In Friedman’s writing and in The Pacific’s storytelling, we see the physiological and psychological experiences of anxiety across very different contexts, from everyday life to the extreme and inhumane conditions of war.
The scope of anxiety is huge, from growth-inducing challenges to debilitating and traumatic stress. In watching The Pacific and reading the memoirs of those that survived, it seems almost impossible that some eventually managed to return to a relatively normal life. At the end of the series, we learn that many of the characters went on to live normal lives as car salesmen, husbands, journalists, fathers. And the world moved quickly on, too.
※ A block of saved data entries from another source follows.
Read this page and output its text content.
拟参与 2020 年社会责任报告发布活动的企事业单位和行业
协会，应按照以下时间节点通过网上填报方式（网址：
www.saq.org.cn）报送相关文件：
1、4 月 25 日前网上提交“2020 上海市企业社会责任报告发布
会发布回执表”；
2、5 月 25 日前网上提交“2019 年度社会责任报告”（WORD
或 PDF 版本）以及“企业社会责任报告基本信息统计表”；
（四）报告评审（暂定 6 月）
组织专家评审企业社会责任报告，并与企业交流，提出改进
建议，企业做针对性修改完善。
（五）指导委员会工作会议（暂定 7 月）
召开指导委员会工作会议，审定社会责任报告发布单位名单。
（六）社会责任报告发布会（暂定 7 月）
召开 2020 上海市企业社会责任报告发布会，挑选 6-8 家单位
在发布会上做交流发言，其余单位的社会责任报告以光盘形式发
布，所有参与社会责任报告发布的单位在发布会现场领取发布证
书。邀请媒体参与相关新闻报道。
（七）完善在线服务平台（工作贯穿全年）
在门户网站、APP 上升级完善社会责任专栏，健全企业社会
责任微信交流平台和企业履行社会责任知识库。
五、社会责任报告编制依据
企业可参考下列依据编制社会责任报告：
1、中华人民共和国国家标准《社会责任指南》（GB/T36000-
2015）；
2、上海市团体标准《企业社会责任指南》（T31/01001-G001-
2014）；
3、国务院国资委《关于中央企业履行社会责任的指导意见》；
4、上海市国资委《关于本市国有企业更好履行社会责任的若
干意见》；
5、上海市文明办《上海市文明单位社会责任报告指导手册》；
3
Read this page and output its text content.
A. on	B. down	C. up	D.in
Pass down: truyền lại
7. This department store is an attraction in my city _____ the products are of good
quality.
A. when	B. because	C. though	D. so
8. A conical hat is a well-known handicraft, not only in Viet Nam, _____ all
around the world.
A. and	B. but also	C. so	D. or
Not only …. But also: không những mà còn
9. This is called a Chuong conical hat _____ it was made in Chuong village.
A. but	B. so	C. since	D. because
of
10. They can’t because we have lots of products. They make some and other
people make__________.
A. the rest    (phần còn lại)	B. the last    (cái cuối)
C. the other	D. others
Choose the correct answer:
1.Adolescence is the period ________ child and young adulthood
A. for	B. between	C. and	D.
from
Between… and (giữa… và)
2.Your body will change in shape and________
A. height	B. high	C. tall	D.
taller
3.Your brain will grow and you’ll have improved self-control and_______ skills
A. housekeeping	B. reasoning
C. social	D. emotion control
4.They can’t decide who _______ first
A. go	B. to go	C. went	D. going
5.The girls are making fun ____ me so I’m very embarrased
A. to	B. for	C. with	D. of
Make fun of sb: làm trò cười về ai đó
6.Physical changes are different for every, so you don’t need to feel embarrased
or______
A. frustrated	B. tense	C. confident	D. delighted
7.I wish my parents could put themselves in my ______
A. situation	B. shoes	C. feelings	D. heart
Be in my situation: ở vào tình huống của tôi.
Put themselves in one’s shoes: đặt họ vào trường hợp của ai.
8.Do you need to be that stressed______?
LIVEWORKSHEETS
We are good at that.
These men somehow adapted and survived under immense pressure, highlighting anxiety’s dual nature as both a burden and a potential catalyst for learning and growth. Anxiety will always be part of the human experience. What it comes down to is our ability to recognise when its working for us and when its working against us.
Anxiety doesn’t change its nature. What changes is whether we can use it for good, or whether it overwhelms us.
We may have more choice here than we first thought.